Is it worth it? For a first deal with a new counterparty — yes, every time. I used to think LCs were old-fashioned and TT was the future. Then I watched three exporter friends lose serious money on TT-against-BL-copy deals in 2022 and 2023. Changed my mind quickly.
A few things to watch in any letter of credit rice import setup:
- Sight vs Usance. Sight LC pays on document presentation. Usance LC pays 30/60/90/120 days later. Usance is basically the buyer asking for free credit, and the seller usually adds 1.5-3% to the price to cover it.

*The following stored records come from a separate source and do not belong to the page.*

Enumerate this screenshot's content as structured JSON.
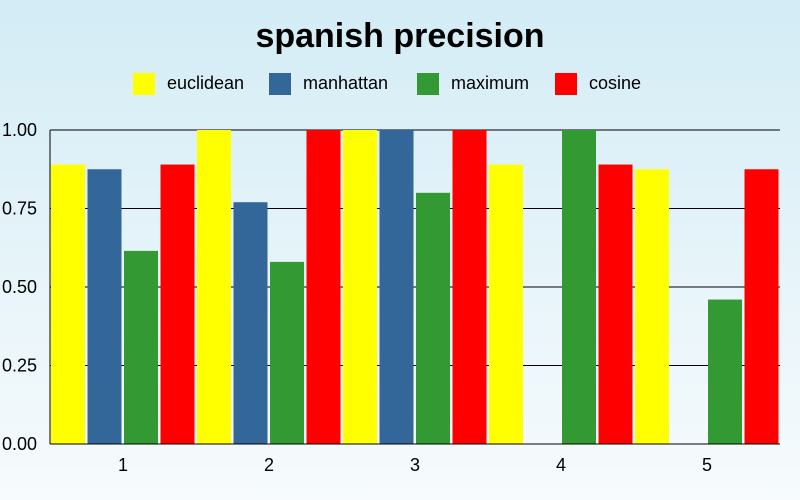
{
  "chart_data": {
    "type": "bar",
    "title": "spanish precision",
    "xlabel": "",
    "ylabel": "",
    "categories": [
      "1",
      "2",
      "3",
      "4",
      "5"
    ],
    "series": [
      {
        "name": "euclidean",
        "color": "#ffff00",
        "values": [
          0.89,
          1.0,
          1.0,
          0.89,
          0.875
        ]
      },
      {
        "name": "manhattan",
        "color": "#336699",
        "values": [
          0.875,
          0.77,
          1.0,
          0,
          0
        ]
      },
      {
        "name": "maximum",
        "color": "#339933",
        "values": [
          0.615,
          0.58,
          0.8,
          1.0,
          0.46
        ]
      },
      {
        "name": "cosine",
        "color": "#ff0000",
        "values": [
          0.89,
          1.0,
          1.0,
          0.89,
          0.875
        ]
      }
    ],
    "ylim": [
      0,
      1.0
    ],
    "yticks": [
      "0.00",
      "0.25",
      "0.50",
      "0.75",
      "1.00"
    ],
    "ytick_values": [
      0,
      0.25,
      0.5,
      0.75,
      1.0
    ],
    "grid": true,
    "legend": "top-center"
  }
}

- Confirmed vs Unconfirmed. If the buyer's bank is in a country with capital controls or political risk (you know which ones), I want my own bank in Karachi or Dubai to confirm the LC. Costs more. Worth it.

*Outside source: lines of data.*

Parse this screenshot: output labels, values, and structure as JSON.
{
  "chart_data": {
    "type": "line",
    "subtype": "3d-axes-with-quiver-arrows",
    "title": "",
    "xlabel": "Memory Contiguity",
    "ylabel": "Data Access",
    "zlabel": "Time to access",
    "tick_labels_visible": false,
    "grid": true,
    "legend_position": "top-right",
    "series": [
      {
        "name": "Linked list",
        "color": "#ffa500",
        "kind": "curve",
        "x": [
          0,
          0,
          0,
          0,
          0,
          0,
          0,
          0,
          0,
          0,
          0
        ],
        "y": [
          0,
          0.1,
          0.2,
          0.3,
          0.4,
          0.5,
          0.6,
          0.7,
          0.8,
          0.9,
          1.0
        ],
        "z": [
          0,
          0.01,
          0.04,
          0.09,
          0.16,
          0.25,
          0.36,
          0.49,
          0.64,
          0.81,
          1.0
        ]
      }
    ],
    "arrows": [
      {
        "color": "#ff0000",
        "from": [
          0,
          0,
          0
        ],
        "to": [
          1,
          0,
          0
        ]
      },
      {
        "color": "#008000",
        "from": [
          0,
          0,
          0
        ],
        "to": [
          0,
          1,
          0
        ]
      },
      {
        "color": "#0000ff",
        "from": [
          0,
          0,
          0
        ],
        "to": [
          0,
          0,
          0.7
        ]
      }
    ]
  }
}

- Transferable LC. Useful for traders who don't own the cargo. The original beneficiary transfers part of the LC to the actual supplier.
- Partial shipments and transshipment. Allow both, unless you have a specific reason not to. Rejecting them creates problems when vessels get rerouted, which happens.
CAD: The Middle Path Nobody Talks About Enough
CAD means Cash Against Documents. The seller ships, sends documents through the banking channel, and the buyer pays the bank to release them. Without the documents, the buyer can't clear the container at destination.
It's cheaper than an LC. Faster to set up. No application forms, no collateral with the bank, no document scrutiny by a bank officer in another country.
But here's the catch — CAD doesn't have a bank guarantee behind it. If the buyer simply refuses to pay and walk away from the documents, the seller is stuck with a container sitting at a foreign port, racking up demurrage at $150-200 per day, with the only options being to find another buyer locally (usually at a heavy discount) or ship it back.
We use CAD with buyers we've shipped to 4-5 times on LC and who've never given us trouble. It's a trust-graduation step. LC for new buyers, CAD once they've proven themselves, TT split arrangements once we genuinely know each other.
So Which One Should You Actually Use?
If you're a new buyer importing rice from Pakistan for the first time, open a sight LC. Pay the bank fees. Don't argue. Any serious exporter will work with you on documents and shipment timing, but they're not shipping a $200K container on a 30% advance to someone they met on LinkedIn six weeks ago.
If you've done 3-4 shipments cleanly, ask about CAD. You'll save banking costs and shorten the transaction timeline by 10-15 days.
If you've been buying for two years and the relationship is solid, negotiate a TT structure that works for both sides. Maybe 25% advance, 75% against scanned BL. Maybe 50/50. Whatever fits the cash flow on both ends.
The payment terms agri commodity buyers should care about aren't really about LC versus TT. They're about what stage of the relationship you're in, and whether both parties are being honest about that stage.
What does your bank actually charge for an LC opening in your country? Because that number alone changes the conversation.